Dr Frankis Tilney Evans

Dr Frankis Tilney Evans MBBS FFARCS FRCS DA

09/03/1900 to 26/08/1974

Place of birth: Forest Gate, Essex

Nationality: British

CRN: 715209

 

Education and qualifications

General education

The Forest School, Walthamstow; St Bartholomew’s Hospital Medical School

Primary medical qualification(s)

MRCS LRCP, 1921; MB BS, London, 1922

Initial Fellowship and type

FFARCS by Election

Year of Fellowship

1948

Other qualification(s)

DA(RCP&S), 1935

Professional life and career

Postgraduate career

Evans’s training was interrupted by WW1 service in the RNVR, but he returned to Bart’s to qualify in 1921. At Bart’s he was first a House Surgeon (1923), and then occupied a series of anaesthetic posts: Resident (1924), Senior Resident (1925), Assistant Administrator (1926) and Demonstrator in the Medical College (1927).

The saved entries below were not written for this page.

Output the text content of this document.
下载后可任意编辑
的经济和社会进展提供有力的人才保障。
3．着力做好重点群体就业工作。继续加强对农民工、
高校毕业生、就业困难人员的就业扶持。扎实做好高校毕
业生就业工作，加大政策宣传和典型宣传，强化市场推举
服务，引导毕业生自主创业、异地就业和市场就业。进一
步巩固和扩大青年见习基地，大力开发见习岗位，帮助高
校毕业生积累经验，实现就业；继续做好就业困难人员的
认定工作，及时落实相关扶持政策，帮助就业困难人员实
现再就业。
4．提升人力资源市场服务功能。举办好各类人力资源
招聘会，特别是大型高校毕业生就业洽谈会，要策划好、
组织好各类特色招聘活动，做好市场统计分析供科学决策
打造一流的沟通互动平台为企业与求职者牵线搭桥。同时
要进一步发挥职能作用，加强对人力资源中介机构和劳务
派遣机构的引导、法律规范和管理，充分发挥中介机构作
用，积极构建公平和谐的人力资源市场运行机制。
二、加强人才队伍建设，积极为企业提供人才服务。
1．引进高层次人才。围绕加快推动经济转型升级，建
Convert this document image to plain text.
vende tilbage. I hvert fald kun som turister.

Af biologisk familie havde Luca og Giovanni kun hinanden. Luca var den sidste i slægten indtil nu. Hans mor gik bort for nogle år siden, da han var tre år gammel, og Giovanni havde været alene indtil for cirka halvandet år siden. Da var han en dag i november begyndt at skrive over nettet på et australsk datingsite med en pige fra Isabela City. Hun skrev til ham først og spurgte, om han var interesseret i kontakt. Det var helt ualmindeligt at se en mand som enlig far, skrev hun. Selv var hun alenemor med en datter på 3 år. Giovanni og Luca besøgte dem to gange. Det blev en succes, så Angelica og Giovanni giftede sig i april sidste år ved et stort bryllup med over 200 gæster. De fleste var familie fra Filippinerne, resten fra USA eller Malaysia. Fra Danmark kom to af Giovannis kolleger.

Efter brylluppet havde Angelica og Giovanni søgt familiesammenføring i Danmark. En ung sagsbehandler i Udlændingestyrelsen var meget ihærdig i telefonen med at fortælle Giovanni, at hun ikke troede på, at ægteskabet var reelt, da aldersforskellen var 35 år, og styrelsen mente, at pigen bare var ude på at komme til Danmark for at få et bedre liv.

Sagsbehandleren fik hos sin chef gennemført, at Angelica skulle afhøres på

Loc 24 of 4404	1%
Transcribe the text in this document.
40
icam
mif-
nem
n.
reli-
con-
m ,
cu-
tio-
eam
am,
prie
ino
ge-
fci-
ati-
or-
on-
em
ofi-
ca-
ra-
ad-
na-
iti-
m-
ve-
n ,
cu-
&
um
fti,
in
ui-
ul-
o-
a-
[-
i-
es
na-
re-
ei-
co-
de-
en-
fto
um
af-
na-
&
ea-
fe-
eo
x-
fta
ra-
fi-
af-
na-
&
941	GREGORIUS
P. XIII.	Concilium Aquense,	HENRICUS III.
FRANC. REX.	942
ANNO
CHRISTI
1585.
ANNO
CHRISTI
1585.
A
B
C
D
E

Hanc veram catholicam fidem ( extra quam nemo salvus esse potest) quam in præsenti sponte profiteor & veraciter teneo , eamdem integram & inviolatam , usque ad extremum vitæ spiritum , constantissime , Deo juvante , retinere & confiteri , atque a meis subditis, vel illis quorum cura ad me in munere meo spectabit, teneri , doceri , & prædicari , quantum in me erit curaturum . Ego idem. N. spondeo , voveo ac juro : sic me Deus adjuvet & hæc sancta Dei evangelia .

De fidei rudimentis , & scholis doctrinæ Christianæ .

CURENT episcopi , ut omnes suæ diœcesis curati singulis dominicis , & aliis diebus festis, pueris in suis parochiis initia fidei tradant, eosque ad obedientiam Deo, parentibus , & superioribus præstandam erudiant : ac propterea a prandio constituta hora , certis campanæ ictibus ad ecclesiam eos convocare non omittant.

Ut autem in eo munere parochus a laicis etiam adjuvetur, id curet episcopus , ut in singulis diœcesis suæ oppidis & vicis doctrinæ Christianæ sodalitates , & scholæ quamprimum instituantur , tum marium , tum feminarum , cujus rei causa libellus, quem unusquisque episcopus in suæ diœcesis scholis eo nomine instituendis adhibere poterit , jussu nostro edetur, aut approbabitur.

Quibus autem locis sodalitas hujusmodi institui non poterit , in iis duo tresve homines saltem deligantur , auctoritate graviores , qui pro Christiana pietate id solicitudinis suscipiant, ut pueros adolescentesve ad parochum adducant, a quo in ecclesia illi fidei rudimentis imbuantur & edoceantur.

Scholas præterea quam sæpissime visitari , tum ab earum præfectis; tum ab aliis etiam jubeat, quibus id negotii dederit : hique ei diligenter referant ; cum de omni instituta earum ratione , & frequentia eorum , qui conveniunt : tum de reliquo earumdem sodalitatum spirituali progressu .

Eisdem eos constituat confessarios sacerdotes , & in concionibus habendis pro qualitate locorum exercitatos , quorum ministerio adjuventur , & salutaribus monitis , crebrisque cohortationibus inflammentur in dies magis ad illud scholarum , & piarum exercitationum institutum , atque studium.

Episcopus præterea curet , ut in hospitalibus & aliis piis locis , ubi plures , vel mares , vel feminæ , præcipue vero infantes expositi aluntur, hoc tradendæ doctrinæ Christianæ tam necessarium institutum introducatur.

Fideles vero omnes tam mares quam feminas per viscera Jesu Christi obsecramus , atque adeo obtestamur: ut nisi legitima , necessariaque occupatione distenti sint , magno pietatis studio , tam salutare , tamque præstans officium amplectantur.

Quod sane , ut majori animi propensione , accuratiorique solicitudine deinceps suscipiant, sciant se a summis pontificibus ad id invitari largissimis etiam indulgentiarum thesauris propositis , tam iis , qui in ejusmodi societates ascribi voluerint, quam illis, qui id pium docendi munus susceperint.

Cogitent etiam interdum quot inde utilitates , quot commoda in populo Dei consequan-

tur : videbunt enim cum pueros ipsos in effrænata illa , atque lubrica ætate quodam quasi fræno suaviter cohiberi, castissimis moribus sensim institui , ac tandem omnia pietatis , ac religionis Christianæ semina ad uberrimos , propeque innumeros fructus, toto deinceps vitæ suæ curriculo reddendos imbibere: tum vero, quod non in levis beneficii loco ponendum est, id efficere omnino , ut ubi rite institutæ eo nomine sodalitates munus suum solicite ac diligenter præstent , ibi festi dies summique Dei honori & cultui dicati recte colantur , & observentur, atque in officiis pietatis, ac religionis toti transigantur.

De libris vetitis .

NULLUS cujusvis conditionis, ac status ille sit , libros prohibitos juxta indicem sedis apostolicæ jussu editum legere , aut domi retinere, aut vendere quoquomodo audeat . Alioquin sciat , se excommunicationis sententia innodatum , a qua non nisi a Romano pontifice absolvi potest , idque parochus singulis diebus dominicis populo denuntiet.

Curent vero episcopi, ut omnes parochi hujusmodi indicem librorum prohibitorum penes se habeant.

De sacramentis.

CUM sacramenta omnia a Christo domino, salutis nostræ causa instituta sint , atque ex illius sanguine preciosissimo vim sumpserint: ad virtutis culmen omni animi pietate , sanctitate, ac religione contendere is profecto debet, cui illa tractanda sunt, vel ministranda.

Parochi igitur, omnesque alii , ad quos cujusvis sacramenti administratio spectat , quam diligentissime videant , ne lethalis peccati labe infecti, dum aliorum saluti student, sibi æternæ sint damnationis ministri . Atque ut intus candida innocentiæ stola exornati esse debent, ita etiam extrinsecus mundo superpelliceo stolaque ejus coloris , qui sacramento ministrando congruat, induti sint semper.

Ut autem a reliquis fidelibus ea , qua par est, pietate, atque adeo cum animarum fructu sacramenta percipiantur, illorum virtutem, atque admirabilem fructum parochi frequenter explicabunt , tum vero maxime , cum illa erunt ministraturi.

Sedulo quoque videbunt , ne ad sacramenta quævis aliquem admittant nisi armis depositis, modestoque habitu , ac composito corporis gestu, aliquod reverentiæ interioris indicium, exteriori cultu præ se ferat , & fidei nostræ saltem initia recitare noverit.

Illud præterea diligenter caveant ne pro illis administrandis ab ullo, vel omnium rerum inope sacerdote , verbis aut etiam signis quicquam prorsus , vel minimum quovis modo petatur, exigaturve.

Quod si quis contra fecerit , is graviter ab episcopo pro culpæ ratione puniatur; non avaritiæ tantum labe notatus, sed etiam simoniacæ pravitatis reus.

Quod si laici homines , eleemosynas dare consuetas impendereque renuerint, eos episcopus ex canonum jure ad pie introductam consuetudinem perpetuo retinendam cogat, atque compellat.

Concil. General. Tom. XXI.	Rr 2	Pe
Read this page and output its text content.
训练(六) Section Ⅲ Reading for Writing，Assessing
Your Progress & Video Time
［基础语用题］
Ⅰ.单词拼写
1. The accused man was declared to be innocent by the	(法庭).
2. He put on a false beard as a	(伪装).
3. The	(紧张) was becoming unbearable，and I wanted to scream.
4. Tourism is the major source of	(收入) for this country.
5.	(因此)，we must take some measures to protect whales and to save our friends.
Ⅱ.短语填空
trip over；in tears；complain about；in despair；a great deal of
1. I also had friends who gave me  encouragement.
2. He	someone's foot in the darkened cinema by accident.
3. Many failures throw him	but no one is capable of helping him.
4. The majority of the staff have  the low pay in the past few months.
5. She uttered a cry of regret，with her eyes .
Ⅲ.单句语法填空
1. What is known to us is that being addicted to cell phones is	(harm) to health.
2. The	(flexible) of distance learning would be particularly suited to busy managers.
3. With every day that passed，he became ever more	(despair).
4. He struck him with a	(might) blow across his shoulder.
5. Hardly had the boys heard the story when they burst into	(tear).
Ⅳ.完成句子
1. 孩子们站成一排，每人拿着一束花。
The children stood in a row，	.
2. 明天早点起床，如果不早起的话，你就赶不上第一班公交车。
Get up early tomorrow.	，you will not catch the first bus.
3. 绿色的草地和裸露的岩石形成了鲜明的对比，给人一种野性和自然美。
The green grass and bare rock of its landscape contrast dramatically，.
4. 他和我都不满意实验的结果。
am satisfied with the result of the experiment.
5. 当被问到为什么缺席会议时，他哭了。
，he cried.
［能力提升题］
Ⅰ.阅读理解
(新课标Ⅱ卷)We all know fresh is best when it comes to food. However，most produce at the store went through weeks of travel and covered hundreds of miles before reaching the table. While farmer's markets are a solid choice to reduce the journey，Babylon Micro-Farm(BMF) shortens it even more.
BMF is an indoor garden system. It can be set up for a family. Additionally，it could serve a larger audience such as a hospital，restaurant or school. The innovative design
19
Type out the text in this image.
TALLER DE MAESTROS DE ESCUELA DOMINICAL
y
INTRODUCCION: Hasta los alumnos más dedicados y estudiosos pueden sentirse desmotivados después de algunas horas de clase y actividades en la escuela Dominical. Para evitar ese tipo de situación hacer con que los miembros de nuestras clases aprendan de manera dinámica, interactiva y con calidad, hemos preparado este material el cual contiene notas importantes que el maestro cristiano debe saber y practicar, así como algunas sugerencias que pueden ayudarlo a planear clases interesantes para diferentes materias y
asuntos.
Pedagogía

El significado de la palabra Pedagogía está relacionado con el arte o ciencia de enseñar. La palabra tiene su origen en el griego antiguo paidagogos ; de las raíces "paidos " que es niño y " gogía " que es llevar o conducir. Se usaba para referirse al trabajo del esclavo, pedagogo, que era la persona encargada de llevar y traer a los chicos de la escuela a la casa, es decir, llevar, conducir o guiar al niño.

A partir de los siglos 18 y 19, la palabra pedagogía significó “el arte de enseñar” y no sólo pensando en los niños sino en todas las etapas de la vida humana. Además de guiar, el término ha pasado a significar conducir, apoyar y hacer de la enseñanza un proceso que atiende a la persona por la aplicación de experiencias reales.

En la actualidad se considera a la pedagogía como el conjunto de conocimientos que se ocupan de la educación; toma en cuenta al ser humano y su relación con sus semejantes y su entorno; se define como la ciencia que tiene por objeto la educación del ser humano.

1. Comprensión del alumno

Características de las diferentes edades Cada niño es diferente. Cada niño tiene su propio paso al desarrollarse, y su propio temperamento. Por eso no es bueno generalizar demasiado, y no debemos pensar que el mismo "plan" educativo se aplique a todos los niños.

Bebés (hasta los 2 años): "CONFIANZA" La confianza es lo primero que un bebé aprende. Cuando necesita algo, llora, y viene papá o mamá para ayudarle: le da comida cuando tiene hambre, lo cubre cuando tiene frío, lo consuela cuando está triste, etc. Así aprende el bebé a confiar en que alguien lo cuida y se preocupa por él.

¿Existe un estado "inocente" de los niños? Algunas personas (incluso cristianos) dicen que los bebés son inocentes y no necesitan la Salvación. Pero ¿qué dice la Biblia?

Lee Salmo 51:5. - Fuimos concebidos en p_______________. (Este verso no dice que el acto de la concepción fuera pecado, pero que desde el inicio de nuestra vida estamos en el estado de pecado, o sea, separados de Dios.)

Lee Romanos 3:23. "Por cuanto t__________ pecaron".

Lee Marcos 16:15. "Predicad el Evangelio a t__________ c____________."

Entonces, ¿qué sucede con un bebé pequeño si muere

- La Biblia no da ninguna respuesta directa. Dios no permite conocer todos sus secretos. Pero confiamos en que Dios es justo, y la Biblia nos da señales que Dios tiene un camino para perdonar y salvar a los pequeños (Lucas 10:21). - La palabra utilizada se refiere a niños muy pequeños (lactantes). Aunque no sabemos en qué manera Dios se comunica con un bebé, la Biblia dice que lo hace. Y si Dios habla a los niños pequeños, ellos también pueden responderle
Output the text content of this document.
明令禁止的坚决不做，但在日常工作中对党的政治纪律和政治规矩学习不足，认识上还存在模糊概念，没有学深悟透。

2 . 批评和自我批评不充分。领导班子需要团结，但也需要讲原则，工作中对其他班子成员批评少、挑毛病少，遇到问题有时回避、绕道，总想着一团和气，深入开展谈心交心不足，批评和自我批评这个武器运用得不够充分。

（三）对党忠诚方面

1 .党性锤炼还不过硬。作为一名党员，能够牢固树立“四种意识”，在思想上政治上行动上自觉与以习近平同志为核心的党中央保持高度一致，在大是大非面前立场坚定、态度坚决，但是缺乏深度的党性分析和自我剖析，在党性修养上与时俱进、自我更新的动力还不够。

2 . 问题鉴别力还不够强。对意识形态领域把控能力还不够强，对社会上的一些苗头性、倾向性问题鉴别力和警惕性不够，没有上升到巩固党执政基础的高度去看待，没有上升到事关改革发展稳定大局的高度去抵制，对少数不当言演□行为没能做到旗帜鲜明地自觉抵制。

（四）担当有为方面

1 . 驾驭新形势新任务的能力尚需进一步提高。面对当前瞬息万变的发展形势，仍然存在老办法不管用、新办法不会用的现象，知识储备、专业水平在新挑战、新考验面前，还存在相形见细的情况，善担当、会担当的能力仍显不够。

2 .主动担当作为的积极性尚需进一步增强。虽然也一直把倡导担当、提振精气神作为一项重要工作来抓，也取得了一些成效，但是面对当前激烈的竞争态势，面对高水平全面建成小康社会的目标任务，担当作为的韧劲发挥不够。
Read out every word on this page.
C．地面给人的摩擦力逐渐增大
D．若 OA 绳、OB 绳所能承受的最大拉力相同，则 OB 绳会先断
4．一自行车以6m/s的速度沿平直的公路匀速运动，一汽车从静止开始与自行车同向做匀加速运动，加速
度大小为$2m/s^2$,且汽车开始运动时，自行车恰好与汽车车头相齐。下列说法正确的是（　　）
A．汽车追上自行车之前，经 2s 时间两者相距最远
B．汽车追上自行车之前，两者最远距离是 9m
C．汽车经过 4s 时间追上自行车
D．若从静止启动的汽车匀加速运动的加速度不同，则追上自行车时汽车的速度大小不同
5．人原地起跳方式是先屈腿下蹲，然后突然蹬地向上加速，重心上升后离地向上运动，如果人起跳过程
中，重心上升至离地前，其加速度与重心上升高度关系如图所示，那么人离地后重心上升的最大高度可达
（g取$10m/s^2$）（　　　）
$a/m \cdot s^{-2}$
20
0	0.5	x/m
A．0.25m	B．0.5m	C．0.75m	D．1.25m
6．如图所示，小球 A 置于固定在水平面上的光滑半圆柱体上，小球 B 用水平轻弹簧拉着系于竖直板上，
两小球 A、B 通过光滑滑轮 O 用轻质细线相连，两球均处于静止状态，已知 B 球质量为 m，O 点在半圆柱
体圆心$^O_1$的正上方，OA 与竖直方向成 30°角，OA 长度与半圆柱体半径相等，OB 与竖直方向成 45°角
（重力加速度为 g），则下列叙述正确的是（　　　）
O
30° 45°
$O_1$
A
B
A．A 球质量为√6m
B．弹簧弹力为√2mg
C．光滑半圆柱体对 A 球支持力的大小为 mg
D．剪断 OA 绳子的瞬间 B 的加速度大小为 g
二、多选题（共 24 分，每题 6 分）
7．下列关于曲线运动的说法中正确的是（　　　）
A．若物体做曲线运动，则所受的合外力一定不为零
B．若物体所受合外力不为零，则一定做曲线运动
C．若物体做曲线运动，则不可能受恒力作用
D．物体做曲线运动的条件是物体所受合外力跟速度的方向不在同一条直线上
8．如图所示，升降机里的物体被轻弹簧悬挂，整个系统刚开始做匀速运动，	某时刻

As well as being appointed to the Bart’s staff as an anaesthetist at a very early age he had major appointments at a large number of other London area hospitals including Brompton Chest (1927), St Mark’s and the Royal Masonic (both 1935). He retired in 1965.

Professional interests and activities

Noted for his teaching on spinal & epidural techniques, and anaesthesia for children, Evans was an industrious author and editor with important contributions, in both capacities, to a series of significant textbooks. He also served the organisations of the specialty: President of the Section of the RSM in 1945, he was a member of the Foundation Board of Faculty and later its Dean (1955-8). He was elected FRCS in 1960.

Other biographical information

His WW1 service imbued a love of sailing and he was a member of the Royal Thames Yacht and Royal Cruising Clubs, his gregarious nature also leading him to join the Savage Club. In 1947 he was the Cantor Lecturer at the Royal Society of Arts, an organisation committed to enriching society through ideas and action. An ardent Freemason, he was a member of many lodges, and also sometime Master of the Worshipful Company of Tallow Chandlers. He was survived by a son (RN) and a daughter (a paediatrician).

Author and Sources

Author: Prof Tony Wildsmith

Sources and any other comments: Obituary. BMJ 1974; 3: 692, and I thank Dr David Wilkinson for reviewing the text and providing some additional information.